Mme B… soutient que :
S’agissant de la décision de refus de titre de séjour :
elle est insuffisamment motivée ;
elle est entachée d’un défaut d’examen de sa situation personnelle ;
elle méconnaît les dispositions de l’article L. 435-1 du code de l’entrée et du séjour des étrangers et du droit d’asile ;
elle méconnaît les stipulations de l’article 8 de la convention européenne de sauvegarde des droits de l’homme et des libertés fondamentales.

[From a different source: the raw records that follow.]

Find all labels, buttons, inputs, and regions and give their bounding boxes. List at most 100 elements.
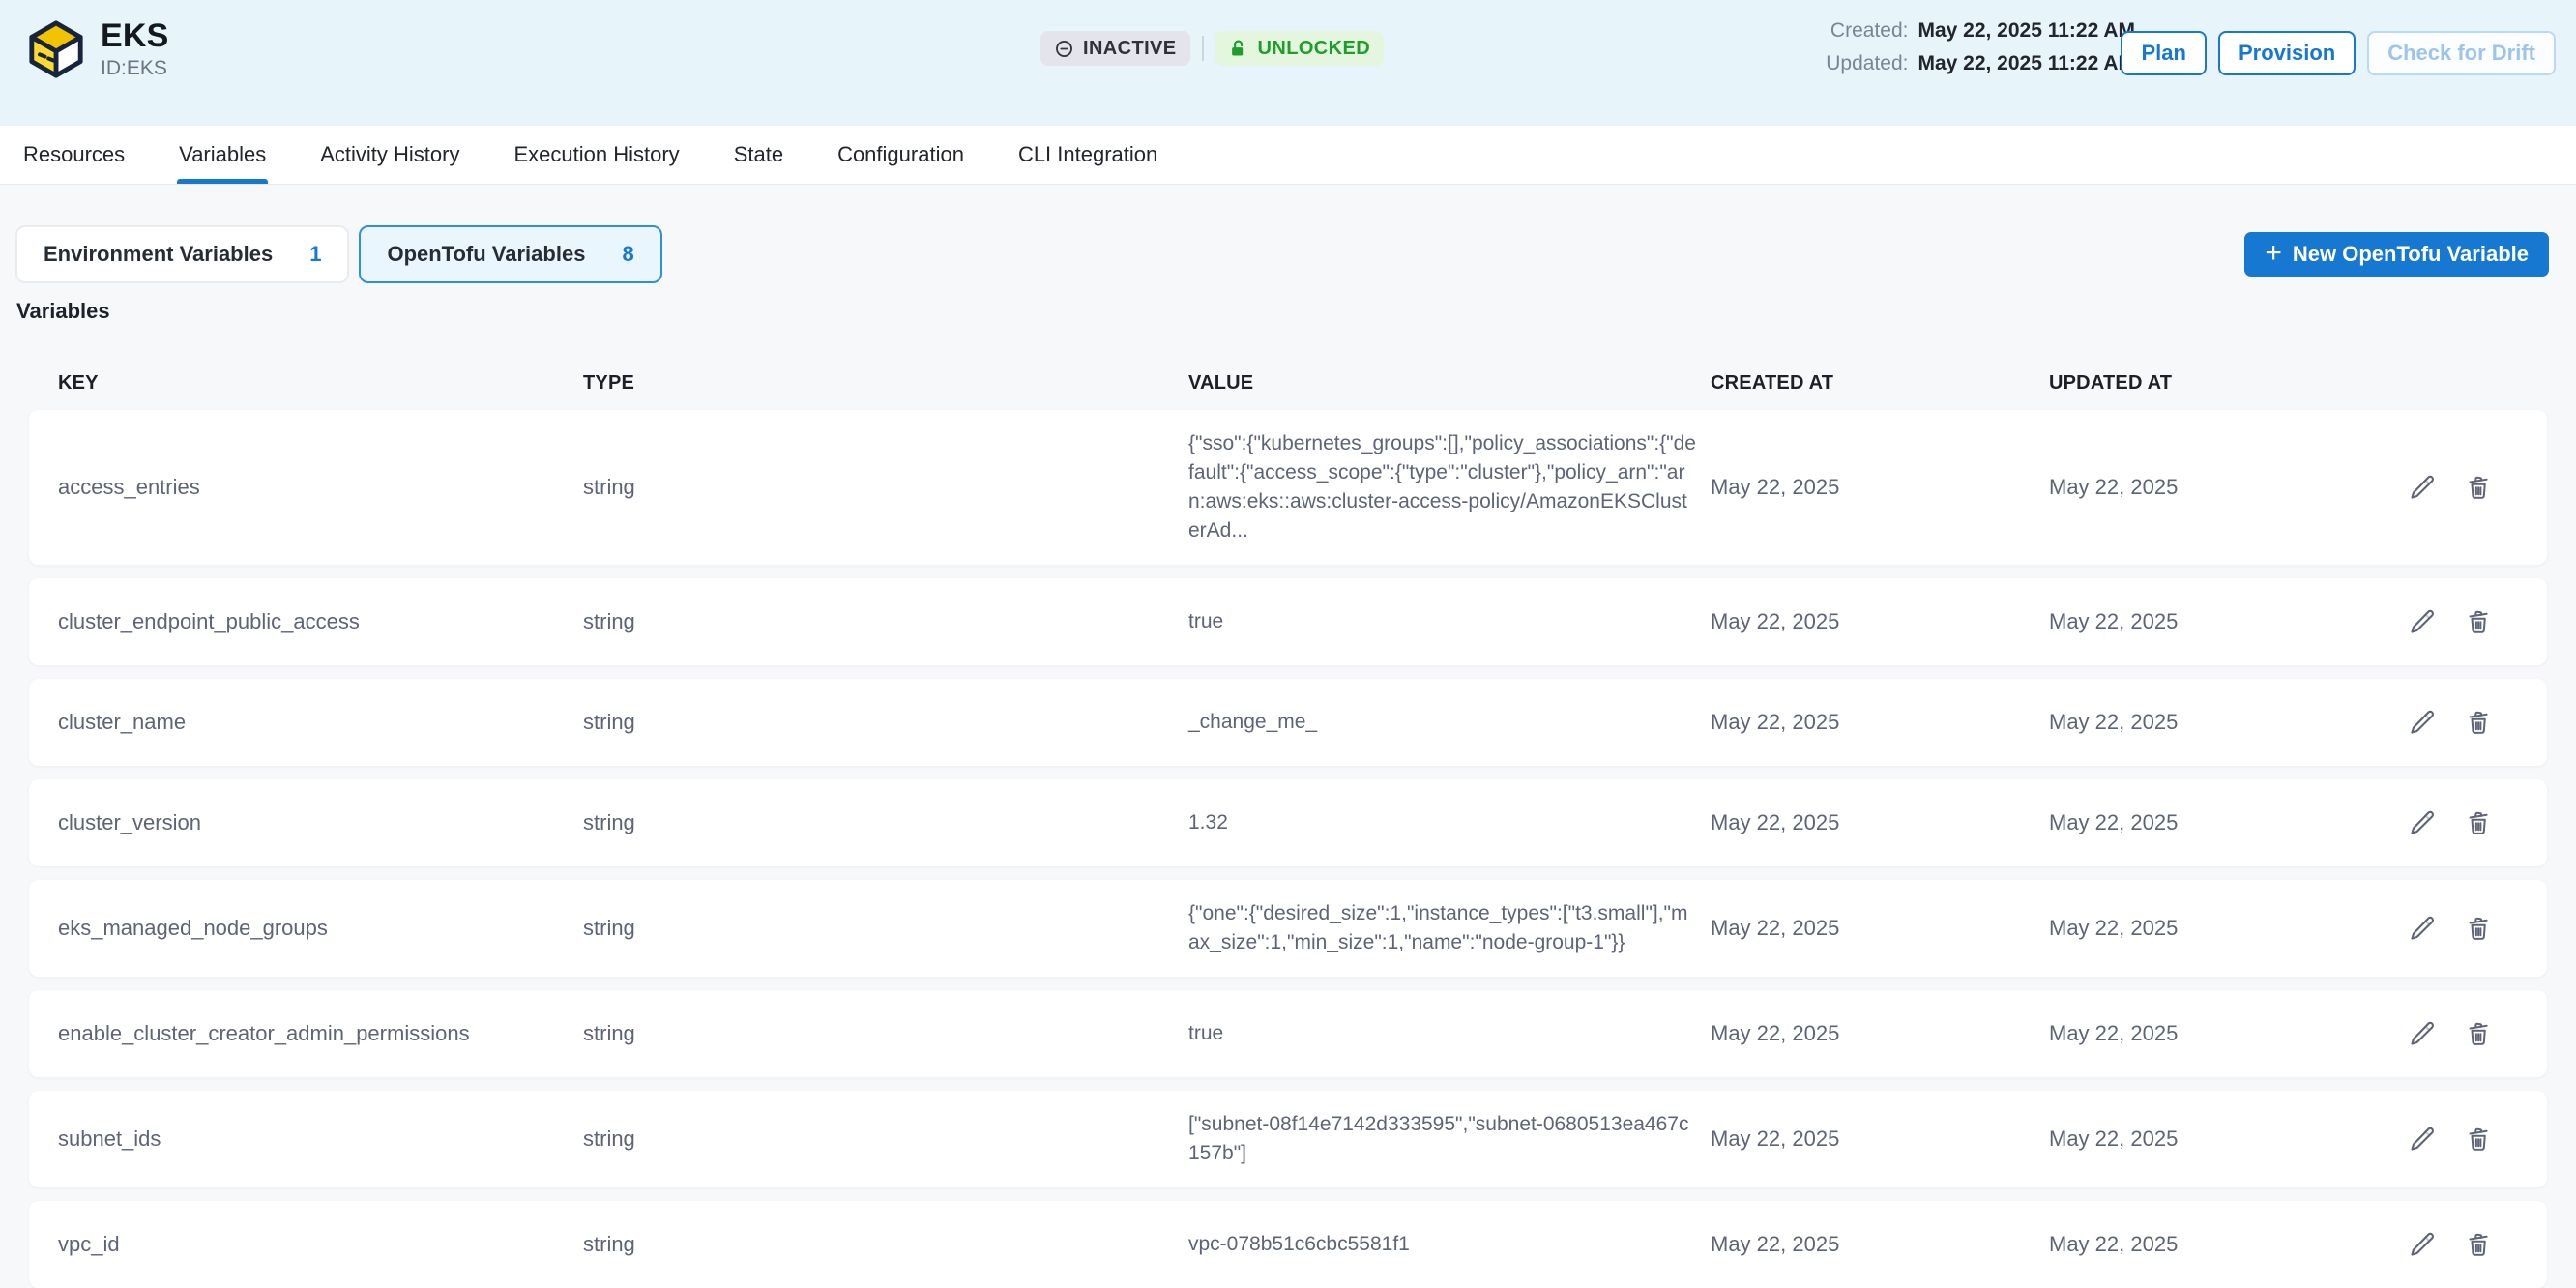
table-row: access_entriesstring{"sso":{"kubernetes_… (29, 410, 2547, 565)
tab-opentofu-variables[interactable]: OpenTofu Variables 8 (359, 225, 661, 283)
plus-icon: + (2265, 239, 2282, 268)
delete-variable-button[interactable] (2464, 914, 2493, 943)
edit-variable-button[interactable] (2408, 473, 2437, 502)
variable-value: {"sso":{"kubernetes_groups":[],"policy_a… (1188, 429, 1711, 545)
edit-variable-button[interactable] (2408, 1019, 2437, 1048)
variable-value: _change_me_ (1188, 708, 1711, 737)
variable-type-tabs: Environment Variables 1 OpenTofu Variabl… (15, 225, 2547, 283)
tab-bar: Resources Variables Activity History Execut… (0, 126, 2576, 185)
variable-value: ["subnet-08f14e7142d333595","subnet-0680… (1188, 1110, 1711, 1168)
variable-updated-at: May 22, 2025 (2049, 609, 2349, 634)
updated-label: Updated: (1819, 52, 1908, 75)
edit-variable-button[interactable] (2408, 808, 2437, 837)
row-actions (2349, 1230, 2518, 1259)
pencil-icon (2408, 914, 2437, 943)
edit-variable-button[interactable] (2408, 708, 2437, 737)
variable-type: string (583, 609, 1188, 634)
tab-variables[interactable]: Variables (179, 126, 266, 184)
variable-created-at: May 22, 2025 (1711, 475, 2049, 500)
variable-updated-at: May 22, 2025 (2049, 1127, 2349, 1152)
column-header-updated-at: UPDATED AT (2049, 372, 2349, 395)
title-block: EKS ID:EKS (101, 16, 169, 80)
variable-key: access_entries (58, 475, 583, 500)
column-header-type: TYPE (583, 372, 1188, 395)
variable-created-at: May 22, 2025 (1711, 1021, 2049, 1046)
table-row: enable_cluster_creator_admin_permissions… (29, 990, 2547, 1077)
delete-variable-button[interactable] (2464, 1019, 2493, 1048)
created-row: Created: May 22, 2025 11:22 AM (1819, 19, 2135, 43)
variable-updated-at: May 22, 2025 (2049, 1021, 2349, 1046)
unlocked-padlock-icon (1229, 39, 1249, 59)
table-row: cluster_endpoint_public_accessstringtrue… (29, 578, 2547, 665)
variables-content: Environment Variables 1 OpenTofu Variabl… (0, 185, 2576, 1288)
variable-key: enable_cluster_creator_admin_permissions (58, 1021, 583, 1046)
table-header: KEY TYPE VALUE CREATED AT UPDATED AT (29, 372, 2547, 395)
variable-updated-at: May 22, 2025 (2049, 475, 2349, 500)
variable-created-at: May 22, 2025 (1711, 810, 2049, 835)
variable-type: string (583, 1021, 1188, 1046)
delete-variable-button[interactable] (2464, 607, 2493, 636)
row-actions (2349, 607, 2518, 636)
check-for-drift-button[interactable]: Check for Drift (2367, 31, 2556, 75)
delete-variable-button[interactable] (2464, 808, 2493, 837)
pencil-icon (2408, 1230, 2437, 1259)
variable-type: string (583, 475, 1188, 500)
plan-button[interactable]: Plan (2121, 31, 2206, 75)
pencil-icon (2408, 607, 2437, 636)
status-badge: INACTIVE (1040, 31, 1190, 66)
tab-resources[interactable]: Resources (23, 126, 125, 184)
row-actions (2349, 708, 2518, 737)
tab-opentofu-variables-label: OpenTofu Variables (387, 242, 585, 267)
tab-configuration[interactable]: Configuration (837, 126, 964, 184)
status-badge-label: INACTIVE (1083, 38, 1177, 60)
variable-updated-at: May 22, 2025 (2049, 916, 2349, 941)
environment-id: ID:EKS (101, 57, 169, 80)
edit-variable-button[interactable] (2408, 914, 2437, 943)
edit-variable-button[interactable] (2408, 607, 2437, 636)
variable-created-at: May 22, 2025 (1711, 1127, 2049, 1152)
delete-variable-button[interactable] (2464, 1125, 2493, 1154)
row-actions (2349, 473, 2518, 502)
edit-variable-button[interactable] (2408, 1230, 2437, 1259)
table-row: cluster_versionstring1.32May 22, 2025May… (29, 779, 2547, 866)
column-header-value: VALUE (1188, 372, 1711, 395)
variable-updated-at: May 22, 2025 (2049, 810, 2349, 835)
delete-variable-button[interactable] (2464, 473, 2493, 502)
edit-variable-button[interactable] (2408, 1125, 2437, 1154)
variable-created-at: May 22, 2025 (1711, 1232, 2049, 1257)
variable-value: true (1188, 607, 1711, 636)
variable-type: string (583, 1232, 1188, 1257)
variable-value: vpc-078b51c6cbc5581f1 (1188, 1230, 1711, 1259)
trash-icon (2464, 1019, 2493, 1048)
lock-status-badge-label: UNLOCKED (1258, 38, 1371, 60)
tab-execution-history[interactable]: Execution History (514, 126, 680, 184)
tab-cli-integration[interactable]: CLI Integration (1018, 126, 1157, 184)
pencil-icon (2408, 808, 2437, 837)
variable-key: eks_managed_node_groups (58, 916, 583, 941)
row-actions (2349, 1125, 2518, 1154)
tab-environment-variables-label: Environment Variables (44, 242, 273, 267)
variable-key: cluster_endpoint_public_access (58, 609, 583, 634)
tab-opentofu-variables-count: 8 (622, 242, 633, 267)
trash-icon (2464, 1230, 2493, 1259)
new-opentofu-variable-button[interactable]: + New OpenTofu Variable (2244, 232, 2549, 277)
tab-activity-history[interactable]: Activity History (320, 126, 459, 184)
header-actions: Plan Provision Check for Drift (2121, 31, 2556, 75)
variable-value: true (1188, 1019, 1711, 1048)
trash-icon (2464, 473, 2493, 502)
variable-key: vpc_id (58, 1232, 583, 1257)
provision-button[interactable]: Provision (2218, 31, 2356, 75)
variable-value: 1.32 (1188, 808, 1711, 837)
variable-created-at: May 22, 2025 (1711, 916, 2049, 941)
column-header-created-at: CREATED AT (1711, 372, 2049, 395)
tab-state[interactable]: State (734, 126, 783, 184)
delete-variable-button[interactable] (2464, 1230, 2493, 1259)
variables-table: access_entriesstring{"sso":{"kubernetes_… (29, 410, 2547, 1288)
created-label: Created: (1819, 19, 1908, 43)
variable-created-at: May 22, 2025 (1711, 609, 2049, 634)
environment-header: EKS ID:EKS INACTIVE UNLOCKED Created: (0, 0, 2576, 126)
variable-updated-at: May 22, 2025 (2049, 1232, 2349, 1257)
delete-variable-button[interactable] (2464, 708, 2493, 737)
trash-icon (2464, 607, 2493, 636)
tab-environment-variables[interactable]: Environment Variables 1 (15, 225, 349, 283)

S’agissant de l’obligation de quitter le territoire français :
elle est insuffisamment motivée ;
elle méconnaît les dispositions de l’article L. 613-1 du code de l’entrée et du séjour des étrangers et du droit d’asile ;
elle est entachée d’un défaut d’examen de sa situation personnelle ;
elle méconnaît les stipulations de l’article 8 de la convention européenne de sauvegarde des droits de l’homme et des libertés fondamentales.
S’agissant de la décision fixant le pays de destination :
elle est dépourvue de base légale en raison de l’illégalité de la décision portant obligation de quitter le territoire français.
Par un mémoire en défense, enregistré le 8 décembre 2025, le préfet de police, représenté par le cabinet Actis Avocats, conclut au rejet de la requête.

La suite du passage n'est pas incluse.